Calculator Form
Formula Used
¬(A ∧ B) = ¬A ∨ ¬B
¬(A ∨ B) = ¬A ∧ ¬B
¬(A ∧ B ∧ C ∧ ...) = ¬A ∨ ¬B ∨ ¬C ∨ ...
¬(A ∨ B ∨ C ∨ ...) = ¬A ∧ ¬B ∧ ¬C ∧ ...
The calculator first evaluates the grouped inner statement. It then negates that result. Next, it builds the transformed expression by switching AND with OR and negating every individual term. The truth table confirms both expressions always match for every possible input row.
How to Use This Calculator
- Select the law type: negated AND group or negated OR group.
- Choose whether you want 2, 3, or 4 variables.
- Pick the value of each variable as True or False.
- Choose symbols or word notation for the displayed expressions.
- Press the calculate button to show the result above the form.
- Review the original expression, transformed expression, and equivalence check.
- Use the truth table and Plotly graph for deeper verification.
- Download the truth table as CSV or export the result as PDF.
Example Data Table
| Example | Expression | Values | Equivalent Form | Result |
|---|---|---|---|---|
| 1 | ¬(A ∧ B) | A=True, B=False | ¬A ∨ ¬B | True |
| 2 | ¬(A ∨ B) | A=False, B=False | ¬A ∧ ¬B | True |
| 3 | ¬(A ∧ B ∧ C) | A=True, B=True, C=False | ¬A ∨ ¬B ∨ ¬C | True |
| 4 | ¬(A ∨ B ∨ C) | A=False, B=True, C=False | ¬A ∧ ¬B ∧ ¬C | False |
| 5 | ¬(A ∧ B ∧ C ∧ D) | A=True, B=True, C=True, D=True | ¬A ∨ ¬B ∨ ¬C ∨ ¬D | False |
FAQs
1. What does this De Morgan's Law calculator do?
It transforms a negated AND or OR expression into its equivalent form, evaluates both versions, and proves equivalence through a full truth table.
2. What is De Morgan's first law?
The first law states that the negation of a conjunction becomes the disjunction of individual negations: ¬(A ∧ B) = ¬A ∨ ¬B.
3. What is De Morgan's second law?
The second law states that the negation of a disjunction becomes the conjunction of individual negations: ¬(A ∨ B) = ¬A ∧ ¬B.
4. Why do the original and transformed expressions match?
De Morgan's laws are logical identities.

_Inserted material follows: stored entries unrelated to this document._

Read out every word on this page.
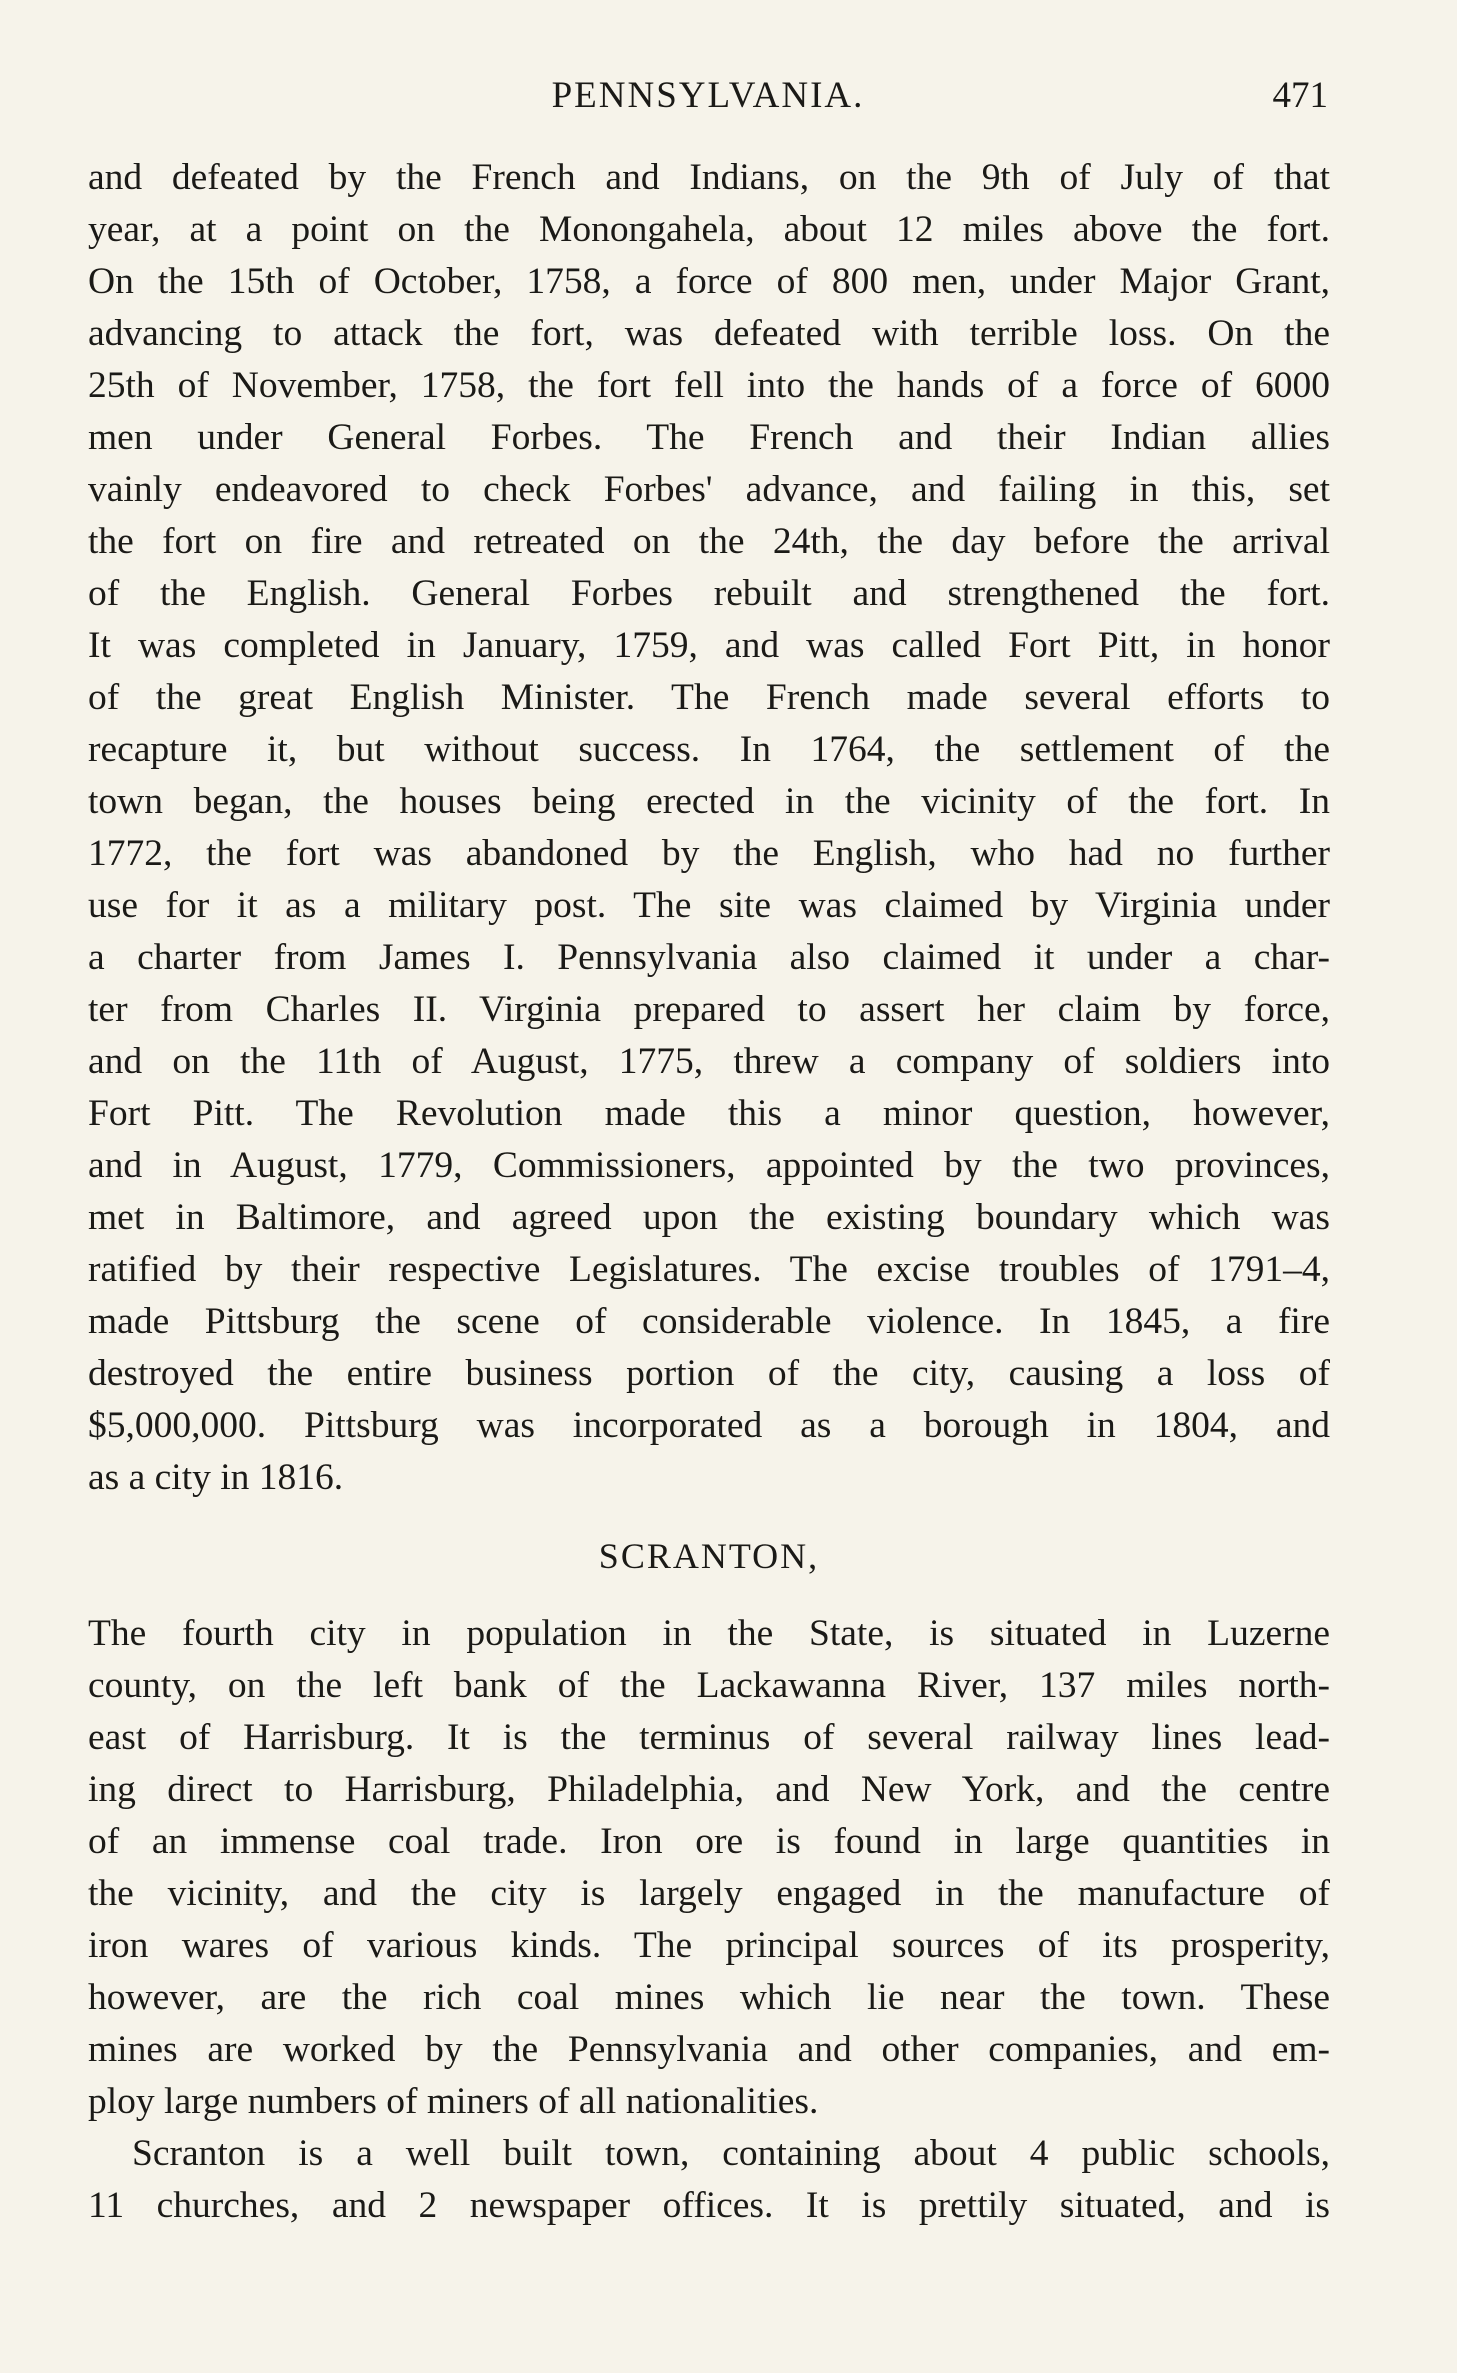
PENNSYLVANIA.	471
and defeated by the French and Indians, on the 9th of July of that
year, at a point on the Monongahela, about 12 miles above the fort.
On the 15th of October, 1758, a force of 800 men, under Major Grant,
advancing to attack the fort, was defeated with terrible loss. On the
25th of November, 1758, the fort fell into the hands of a force of 6000
men under General Forbes. The French and their Indian allies
vainly endeavored to check Forbes' advance, and failing in this, set
the fort on fire and retreated on the 24th, the day before the arrival
of the English. General Forbes rebuilt and strengthened the fort.
It was completed in January, 1759, and was called Fort Pitt, in honor
of the great English Minister. The French made several efforts to
recapture it, but without success. In 1764, the settlement of the
town began, the houses being erected in the vicinity of the fort. In
1772, the fort was abandoned by the English, who had no further
use for it as a military post. The site was claimed by Virginia under
a charter from James I. Pennsylvania also claimed it under a char-
ter from Charles II. Virginia prepared to assert her claim by force,
and on the 11th of August, 1775, threw a company of soldiers into
Fort Pitt. The Revolution made this a minor question, however,
and in August, 1779, Commissioners, appointed by the two provinces,
met in Baltimore, and agreed upon the existing boundary which was
ratified by their respective Legislatures. The excise troubles of 1791–4,
made Pittsburg the scene of considerable violence. In 1845, a fire
destroyed the entire business portion of the city, causing a loss of
$5,000,000. Pittsburg was incorporated as a borough in 1804, and
as a city in 1816.
SCRANTON,
The fourth city in population in the State, is situated in Luzerne
county, on the left bank of the Lackawanna River, 137 miles north-
east of Harrisburg. It is the terminus of several railway lines lead-
ing direct to Harrisburg, Philadelphia, and New York, and the centre
of an immense coal trade. Iron ore is found in large quantities in
the vicinity, and the city is largely engaged in the manufacture of
iron wares of various kinds. The principal sources of its prosperity,
however, are the rich coal mines which lie near the town. These
mines are worked by the Pennsylvania and other companies, and em-
ploy large numbers of miners of all nationalities.
Scranton is a well built town, containing about 4 public schools,
11 churches, and 2 newspaper offices. It is prettily situated, and is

That means both forms produce identical outputs for every possible variable combination, which the truth table confirms.
5. Can I use more than two variables?
Yes. This version supports 2, 3, and 4 variables, and the generalized law applies the same operator switch and individual negation pattern.
6. What does the inner expression value mean?
It is the truth value of the grouped statement before the outer negation is applied. The calculator shows it to clarify each evaluation step.
7. What is the Plotly graph showing?
The graph compares how many truth-table rows evaluate to True or False for the original expression and its transformed equivalent.
8. Who should use this calculator?
It is useful for students, teachers, competitive exam preparation, discrete mathematics practice, computer science logic lessons, and proof checking.